The former GP is the son of an Irish nurse and a doctor from India.
He was first elected as a councillor at the age of 24 and took a seat in the Dáil in 2007.
Shortly before the 2015 same-sex marriage referendum in Ireland he came out as gay during an interview with RTÉ.
His views are regarded as a centre-right politically due to his approach to socio-economic issues.
In 2011, Fine Gael appointed Mr Varadkar as the minister for transport, tourism and sport - and then health minister.
More recently he has overseen Ireland's welfare system.
Mr Kenny was the longest serving Fine Gael taoiseach and the first to serve two terms.

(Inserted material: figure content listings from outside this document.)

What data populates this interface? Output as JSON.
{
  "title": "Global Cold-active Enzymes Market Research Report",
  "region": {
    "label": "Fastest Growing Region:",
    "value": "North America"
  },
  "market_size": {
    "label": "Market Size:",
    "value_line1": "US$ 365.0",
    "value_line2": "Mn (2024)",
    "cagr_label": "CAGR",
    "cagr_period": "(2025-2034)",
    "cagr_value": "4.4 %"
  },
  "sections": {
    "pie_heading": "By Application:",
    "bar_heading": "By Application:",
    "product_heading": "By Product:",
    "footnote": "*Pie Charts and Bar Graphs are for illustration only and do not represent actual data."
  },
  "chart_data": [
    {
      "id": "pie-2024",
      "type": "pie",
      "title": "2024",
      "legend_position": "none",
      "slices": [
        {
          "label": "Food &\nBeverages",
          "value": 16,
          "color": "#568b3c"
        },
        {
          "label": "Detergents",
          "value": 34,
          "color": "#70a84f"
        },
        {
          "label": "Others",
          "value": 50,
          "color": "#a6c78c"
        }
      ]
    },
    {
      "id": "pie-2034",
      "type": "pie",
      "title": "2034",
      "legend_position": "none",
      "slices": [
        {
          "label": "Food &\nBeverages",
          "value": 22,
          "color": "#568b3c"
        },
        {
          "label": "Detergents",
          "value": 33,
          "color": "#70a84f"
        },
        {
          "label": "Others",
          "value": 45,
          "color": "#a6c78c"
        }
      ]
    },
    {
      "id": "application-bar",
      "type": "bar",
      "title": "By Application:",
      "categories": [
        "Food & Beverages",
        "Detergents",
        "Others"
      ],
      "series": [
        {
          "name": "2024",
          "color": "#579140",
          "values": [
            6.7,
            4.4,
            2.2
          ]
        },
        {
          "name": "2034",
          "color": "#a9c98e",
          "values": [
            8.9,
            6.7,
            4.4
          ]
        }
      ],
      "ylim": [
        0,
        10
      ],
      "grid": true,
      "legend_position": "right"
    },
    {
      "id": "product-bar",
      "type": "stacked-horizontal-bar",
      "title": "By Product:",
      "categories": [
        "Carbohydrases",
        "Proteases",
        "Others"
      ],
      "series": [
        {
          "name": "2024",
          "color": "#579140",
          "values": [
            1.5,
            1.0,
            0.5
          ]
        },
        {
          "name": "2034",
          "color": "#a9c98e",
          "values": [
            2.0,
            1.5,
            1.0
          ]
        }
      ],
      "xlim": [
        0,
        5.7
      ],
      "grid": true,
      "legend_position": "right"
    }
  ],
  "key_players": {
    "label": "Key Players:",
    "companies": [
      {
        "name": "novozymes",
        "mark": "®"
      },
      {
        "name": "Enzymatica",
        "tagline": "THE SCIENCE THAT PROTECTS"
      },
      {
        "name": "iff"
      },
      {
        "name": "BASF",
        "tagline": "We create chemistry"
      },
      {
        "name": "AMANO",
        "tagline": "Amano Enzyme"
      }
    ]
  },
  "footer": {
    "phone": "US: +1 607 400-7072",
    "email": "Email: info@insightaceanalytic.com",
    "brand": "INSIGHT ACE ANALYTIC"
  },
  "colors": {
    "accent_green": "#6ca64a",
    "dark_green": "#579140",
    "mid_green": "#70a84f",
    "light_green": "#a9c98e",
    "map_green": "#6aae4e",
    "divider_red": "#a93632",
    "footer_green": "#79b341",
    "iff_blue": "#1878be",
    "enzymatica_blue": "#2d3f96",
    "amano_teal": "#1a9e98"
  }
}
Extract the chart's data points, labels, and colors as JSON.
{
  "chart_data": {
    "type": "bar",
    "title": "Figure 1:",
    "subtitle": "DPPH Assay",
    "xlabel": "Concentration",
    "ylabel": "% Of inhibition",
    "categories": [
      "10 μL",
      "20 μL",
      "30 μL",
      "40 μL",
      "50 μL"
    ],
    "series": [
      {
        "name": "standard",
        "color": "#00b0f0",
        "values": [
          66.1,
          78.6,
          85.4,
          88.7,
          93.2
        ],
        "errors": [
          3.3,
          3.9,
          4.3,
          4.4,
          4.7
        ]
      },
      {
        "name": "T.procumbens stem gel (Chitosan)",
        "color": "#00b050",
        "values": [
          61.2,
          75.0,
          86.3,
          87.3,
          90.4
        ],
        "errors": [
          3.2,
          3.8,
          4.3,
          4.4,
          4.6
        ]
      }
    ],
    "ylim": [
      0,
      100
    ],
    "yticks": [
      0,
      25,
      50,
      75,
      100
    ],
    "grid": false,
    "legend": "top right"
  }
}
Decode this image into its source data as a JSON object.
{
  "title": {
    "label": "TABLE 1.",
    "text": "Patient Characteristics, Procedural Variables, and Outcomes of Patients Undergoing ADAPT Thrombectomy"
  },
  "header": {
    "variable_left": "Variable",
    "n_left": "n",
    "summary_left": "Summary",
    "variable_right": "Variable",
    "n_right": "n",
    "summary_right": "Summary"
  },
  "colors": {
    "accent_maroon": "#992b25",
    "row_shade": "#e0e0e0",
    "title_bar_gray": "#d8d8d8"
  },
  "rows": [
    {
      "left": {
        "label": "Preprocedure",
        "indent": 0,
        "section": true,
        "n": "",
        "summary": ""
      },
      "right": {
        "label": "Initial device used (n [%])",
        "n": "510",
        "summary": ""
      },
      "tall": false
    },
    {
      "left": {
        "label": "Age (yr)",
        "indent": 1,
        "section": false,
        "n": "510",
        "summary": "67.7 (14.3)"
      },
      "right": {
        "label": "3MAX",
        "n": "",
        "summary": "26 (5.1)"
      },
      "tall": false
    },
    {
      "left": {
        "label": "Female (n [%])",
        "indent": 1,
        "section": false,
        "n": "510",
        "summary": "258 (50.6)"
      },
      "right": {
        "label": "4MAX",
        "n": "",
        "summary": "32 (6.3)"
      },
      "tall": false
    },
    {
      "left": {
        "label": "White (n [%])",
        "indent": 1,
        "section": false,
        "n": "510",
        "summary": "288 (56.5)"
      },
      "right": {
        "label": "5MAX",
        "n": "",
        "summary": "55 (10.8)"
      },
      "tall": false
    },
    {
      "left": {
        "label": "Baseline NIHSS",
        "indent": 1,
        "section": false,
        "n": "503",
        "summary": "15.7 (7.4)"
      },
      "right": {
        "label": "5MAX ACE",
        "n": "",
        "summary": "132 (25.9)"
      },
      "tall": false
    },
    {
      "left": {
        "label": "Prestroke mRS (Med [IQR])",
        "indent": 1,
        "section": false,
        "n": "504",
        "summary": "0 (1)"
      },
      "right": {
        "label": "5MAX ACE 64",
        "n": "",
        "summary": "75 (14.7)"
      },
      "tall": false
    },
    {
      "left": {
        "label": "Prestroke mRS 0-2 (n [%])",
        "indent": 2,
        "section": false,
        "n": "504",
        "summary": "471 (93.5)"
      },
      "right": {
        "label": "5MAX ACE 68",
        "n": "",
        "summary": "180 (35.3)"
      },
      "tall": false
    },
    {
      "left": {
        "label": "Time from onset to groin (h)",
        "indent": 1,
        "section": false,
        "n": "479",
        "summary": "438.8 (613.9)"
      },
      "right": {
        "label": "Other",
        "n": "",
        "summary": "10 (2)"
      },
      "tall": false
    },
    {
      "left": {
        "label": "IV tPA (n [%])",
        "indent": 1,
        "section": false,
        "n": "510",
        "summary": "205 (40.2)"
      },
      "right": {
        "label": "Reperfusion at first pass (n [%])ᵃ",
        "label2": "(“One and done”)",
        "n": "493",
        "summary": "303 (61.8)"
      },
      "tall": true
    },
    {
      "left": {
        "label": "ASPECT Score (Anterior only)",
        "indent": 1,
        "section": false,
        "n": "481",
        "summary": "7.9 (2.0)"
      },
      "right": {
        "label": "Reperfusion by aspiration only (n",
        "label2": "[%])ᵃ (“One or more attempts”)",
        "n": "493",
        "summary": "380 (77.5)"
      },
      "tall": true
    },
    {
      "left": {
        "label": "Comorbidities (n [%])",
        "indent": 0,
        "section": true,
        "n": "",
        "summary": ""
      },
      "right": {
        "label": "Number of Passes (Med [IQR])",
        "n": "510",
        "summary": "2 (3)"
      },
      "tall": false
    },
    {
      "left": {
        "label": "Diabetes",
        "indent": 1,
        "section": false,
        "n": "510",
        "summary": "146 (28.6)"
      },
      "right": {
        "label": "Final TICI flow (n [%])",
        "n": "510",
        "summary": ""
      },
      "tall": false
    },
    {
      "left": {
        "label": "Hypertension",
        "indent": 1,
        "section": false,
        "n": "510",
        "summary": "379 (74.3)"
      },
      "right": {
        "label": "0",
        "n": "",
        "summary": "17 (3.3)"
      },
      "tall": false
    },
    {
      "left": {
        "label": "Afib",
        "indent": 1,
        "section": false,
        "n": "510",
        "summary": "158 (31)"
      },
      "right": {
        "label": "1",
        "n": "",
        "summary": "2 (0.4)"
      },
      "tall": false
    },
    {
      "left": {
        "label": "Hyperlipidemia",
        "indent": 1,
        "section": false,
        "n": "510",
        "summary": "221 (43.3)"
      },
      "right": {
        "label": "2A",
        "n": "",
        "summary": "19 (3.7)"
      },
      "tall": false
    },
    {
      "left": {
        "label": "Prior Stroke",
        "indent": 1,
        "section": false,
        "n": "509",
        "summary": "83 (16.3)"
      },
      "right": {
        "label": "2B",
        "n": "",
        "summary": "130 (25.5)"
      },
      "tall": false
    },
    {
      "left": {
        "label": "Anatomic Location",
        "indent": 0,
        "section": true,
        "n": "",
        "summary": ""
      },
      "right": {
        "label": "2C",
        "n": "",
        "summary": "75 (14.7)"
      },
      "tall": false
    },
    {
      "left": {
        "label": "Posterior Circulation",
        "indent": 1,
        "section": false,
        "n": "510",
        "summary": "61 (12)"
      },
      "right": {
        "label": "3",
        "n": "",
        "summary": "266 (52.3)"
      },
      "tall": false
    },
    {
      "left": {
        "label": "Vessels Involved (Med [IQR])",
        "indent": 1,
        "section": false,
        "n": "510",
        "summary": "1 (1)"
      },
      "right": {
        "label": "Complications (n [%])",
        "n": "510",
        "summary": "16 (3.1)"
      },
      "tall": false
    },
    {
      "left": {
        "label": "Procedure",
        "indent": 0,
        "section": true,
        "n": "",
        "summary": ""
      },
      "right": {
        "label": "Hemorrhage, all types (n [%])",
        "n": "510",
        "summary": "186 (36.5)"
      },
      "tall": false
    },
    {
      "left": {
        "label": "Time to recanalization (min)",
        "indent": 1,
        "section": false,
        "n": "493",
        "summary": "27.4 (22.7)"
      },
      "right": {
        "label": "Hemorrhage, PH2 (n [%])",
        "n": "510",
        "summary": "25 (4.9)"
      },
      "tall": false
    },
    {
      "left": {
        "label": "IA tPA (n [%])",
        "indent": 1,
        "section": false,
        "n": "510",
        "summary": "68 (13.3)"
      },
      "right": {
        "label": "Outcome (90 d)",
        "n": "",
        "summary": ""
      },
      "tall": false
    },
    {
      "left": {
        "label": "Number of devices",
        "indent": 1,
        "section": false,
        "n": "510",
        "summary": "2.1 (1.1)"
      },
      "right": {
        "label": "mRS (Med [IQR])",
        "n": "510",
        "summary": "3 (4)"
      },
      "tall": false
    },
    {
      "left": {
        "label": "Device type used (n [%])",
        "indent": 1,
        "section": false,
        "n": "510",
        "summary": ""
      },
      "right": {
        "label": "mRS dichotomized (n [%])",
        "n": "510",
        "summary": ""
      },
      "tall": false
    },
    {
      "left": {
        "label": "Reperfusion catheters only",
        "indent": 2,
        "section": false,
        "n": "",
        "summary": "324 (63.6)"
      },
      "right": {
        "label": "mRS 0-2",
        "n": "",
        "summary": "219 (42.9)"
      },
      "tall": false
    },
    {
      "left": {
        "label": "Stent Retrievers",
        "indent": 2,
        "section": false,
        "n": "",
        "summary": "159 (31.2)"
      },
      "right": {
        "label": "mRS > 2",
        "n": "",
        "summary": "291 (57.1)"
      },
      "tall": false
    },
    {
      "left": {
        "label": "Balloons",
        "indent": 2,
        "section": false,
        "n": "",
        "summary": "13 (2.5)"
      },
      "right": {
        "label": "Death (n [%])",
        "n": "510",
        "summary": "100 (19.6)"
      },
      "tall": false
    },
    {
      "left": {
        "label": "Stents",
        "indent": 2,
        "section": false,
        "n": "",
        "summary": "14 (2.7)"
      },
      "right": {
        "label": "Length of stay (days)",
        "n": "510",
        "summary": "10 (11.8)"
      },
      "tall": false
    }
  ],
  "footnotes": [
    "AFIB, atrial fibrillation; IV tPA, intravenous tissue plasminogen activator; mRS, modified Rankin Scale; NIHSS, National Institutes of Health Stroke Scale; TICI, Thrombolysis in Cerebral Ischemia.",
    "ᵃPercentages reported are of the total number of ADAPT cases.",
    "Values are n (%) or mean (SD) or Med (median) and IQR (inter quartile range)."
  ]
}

He made his final speech to the Dáil on Tuesday, stating that he had always strived to get the best for the Irish people.
'Re-energise the party'
Mr Varadkar not only takes over the role of taoiseach, but also its main challenges, including the implications of Brexit on Ireland and the collapse of devolved government in Northern Ireland.
Due to his sexuality and ethnic background, he is seen by many as a liberal leader of a country once perceived as socially conservative.
Shortly after he addressed Fine Gael for the first time since being leader, Leo Varadkar tweeted that he was "delighted" to appoint housing minister Simon Coveney as his deputy.
He added that together they would "guide Fine Gael's role in government and re-energise the party".